The diminutive Friedman's conclusion: If the Fed doesn't get turned around, inflation will move up to a 25 percent rate sometime in the next few years, despite the Reagan economic policy of budget cuts and less taxes.

Friedman would overhaul Fed policy if he were chairman. Here is his prescription for success in controlling the money supply.

First, he would make banks figure their reserves on current deposit level. Since banks reserve money based on deposits held two weeks ago, Friedman charges this "means the money supply this week is out of control." Friedman maintains that Volcker abstained from a tie vote of the Fed Board last September to make this important change in policy.

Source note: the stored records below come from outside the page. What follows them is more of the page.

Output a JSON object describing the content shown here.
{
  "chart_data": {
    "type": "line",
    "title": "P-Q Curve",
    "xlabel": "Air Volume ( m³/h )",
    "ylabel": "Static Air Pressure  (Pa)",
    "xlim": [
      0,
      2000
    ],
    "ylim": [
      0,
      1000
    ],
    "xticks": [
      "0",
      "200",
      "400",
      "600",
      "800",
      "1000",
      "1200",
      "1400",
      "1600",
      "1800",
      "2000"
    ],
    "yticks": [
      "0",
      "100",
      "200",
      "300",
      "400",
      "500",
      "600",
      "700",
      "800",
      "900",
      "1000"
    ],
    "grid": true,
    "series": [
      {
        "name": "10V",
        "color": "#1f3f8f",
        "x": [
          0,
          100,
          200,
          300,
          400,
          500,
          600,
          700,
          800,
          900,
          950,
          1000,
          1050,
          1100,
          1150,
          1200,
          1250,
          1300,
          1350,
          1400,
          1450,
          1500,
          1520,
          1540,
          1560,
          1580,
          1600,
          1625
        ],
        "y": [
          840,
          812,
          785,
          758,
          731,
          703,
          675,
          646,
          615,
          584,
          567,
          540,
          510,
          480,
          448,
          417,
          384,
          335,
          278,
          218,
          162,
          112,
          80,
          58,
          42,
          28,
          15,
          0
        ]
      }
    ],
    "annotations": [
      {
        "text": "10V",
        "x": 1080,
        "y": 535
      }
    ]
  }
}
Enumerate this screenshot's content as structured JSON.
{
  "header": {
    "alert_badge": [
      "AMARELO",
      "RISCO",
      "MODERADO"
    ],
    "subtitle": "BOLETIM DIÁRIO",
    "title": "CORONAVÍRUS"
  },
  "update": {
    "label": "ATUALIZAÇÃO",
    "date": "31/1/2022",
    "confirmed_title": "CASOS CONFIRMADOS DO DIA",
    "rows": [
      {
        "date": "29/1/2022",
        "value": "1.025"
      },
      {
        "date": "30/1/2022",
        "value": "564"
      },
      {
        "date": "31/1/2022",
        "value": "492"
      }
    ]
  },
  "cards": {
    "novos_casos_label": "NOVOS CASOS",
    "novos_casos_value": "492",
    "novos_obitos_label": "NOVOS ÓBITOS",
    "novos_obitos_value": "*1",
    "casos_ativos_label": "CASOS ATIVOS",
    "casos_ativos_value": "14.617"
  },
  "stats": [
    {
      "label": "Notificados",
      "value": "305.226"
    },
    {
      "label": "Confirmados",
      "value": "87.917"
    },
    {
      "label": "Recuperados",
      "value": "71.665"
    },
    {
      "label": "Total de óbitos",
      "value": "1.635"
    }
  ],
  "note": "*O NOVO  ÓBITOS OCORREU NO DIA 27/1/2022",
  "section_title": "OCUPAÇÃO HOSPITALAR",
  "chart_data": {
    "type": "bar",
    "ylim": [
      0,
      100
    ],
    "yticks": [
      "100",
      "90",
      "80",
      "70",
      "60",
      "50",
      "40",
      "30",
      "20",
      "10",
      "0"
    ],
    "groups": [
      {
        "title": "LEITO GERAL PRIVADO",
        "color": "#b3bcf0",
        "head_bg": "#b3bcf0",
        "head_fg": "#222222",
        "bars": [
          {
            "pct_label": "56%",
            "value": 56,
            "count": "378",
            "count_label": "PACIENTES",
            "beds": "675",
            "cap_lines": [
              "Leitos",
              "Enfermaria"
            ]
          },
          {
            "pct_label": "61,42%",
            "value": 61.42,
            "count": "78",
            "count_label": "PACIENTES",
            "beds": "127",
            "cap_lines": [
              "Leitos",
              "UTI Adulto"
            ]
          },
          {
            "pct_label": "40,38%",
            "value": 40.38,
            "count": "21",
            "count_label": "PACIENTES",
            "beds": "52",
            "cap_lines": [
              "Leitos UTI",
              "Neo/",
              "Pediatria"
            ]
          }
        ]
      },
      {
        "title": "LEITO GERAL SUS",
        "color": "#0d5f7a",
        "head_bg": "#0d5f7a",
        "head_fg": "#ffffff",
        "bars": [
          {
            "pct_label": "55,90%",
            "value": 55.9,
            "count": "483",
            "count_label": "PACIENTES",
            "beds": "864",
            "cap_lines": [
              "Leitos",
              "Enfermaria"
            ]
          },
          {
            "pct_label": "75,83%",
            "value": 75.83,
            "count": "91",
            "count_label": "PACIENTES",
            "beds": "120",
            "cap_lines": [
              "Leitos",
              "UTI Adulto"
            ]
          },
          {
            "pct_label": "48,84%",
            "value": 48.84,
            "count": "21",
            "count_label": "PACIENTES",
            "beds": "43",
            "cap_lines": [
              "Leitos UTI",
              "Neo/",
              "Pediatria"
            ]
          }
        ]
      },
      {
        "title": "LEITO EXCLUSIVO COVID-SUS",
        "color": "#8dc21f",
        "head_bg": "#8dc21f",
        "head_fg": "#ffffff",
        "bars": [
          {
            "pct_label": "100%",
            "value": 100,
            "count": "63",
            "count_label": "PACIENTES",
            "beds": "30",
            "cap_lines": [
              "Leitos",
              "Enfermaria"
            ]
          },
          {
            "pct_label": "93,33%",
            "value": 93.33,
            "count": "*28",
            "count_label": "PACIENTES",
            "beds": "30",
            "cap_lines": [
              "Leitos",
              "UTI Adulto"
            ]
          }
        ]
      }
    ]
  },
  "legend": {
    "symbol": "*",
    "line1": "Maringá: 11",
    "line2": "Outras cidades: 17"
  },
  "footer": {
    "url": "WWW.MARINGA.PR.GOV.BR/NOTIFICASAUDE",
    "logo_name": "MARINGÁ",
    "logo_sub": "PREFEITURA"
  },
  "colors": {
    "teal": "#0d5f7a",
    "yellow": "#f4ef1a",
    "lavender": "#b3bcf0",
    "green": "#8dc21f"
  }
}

Second, Friedman would establish the Fed's discount rate, the charge made for money lent to member banks, at an automatic penalty rate of the current Treasury bill rate plus three percent. This would raise the cost of borrowing
from the Fed above the market.

The economist, who now teaches at the Hoover Institution on War, Revolution and Peace on Stanford University's campus, claims the present Fed Board won't raise the discount rate permanently "because they don't want to give up their power. Government bureaucracies, even that small, don't voluntarily give up power."

Third, Friedman would appease the large banks by paying them the present Treasury bill rate on their excess reserves. This would give them an extra income on the money they don't lend out.

Fourth, he would pick a single measure of the money supply and stick with it. The current practice of using several measures like M1 or M2 was "a clever device by Arthur Burns to confuse the oversight operation of the House Banking Committee in the past," says Friedman.

Friedman also charges that the policy of the Fed does not work because three members of the board, Nancy Teeters, Lyle Gramley and Charles Partee are "died-in-the-wool Keynesians, and Democrats, and overpower the rest of the open market committee. That's part of the problem," he says.

Friedman admits that "Paul Volcker is not about to resign. He won't resign unless he turns the Fed around. I hope he achieves it. If he doesn't, we're in deep deep trouble," he says.

He suggests that already there is quiet pressure from within the Reagan Administration on the Fed. Friedman says his choice for President in 1984 would be David Stockman, because of his brilliance and charismatic leadership on economic problems.

He also suggests that other people would be good as chairman of the Fed, including economist Alan Greenspan, Citicorp Chairman Walter Wriston, and Beryl Sprinkel, present Undersecretary of the Treasury for Monetary Affairs.

The hardcover edition of "Free to Choose" has already sold 400,000 copies, as many as "Capitalism and Freedom" have sold since 1962 when it was first published. Friedman's television series on the economy has been purchased for viewing all over Western Europe and in Scandinavia, too. The reason for his popularity now, says Friedman, is that "the intellectual community went further to the left than the public. Now the left-leaning intellectuals are bankrupt."

Friedman does not worry about Reagan's increased military appropriations. He says, "They will go up rapidly but spending won't go up as rapidly as the appropriations. That's what everyone forgets."

Friedman also argues that inflation has nothing to do with the current budget deficit. Rather, he says, it has to do with monetary policy and he does not believe that government spending is really the cause of inflation.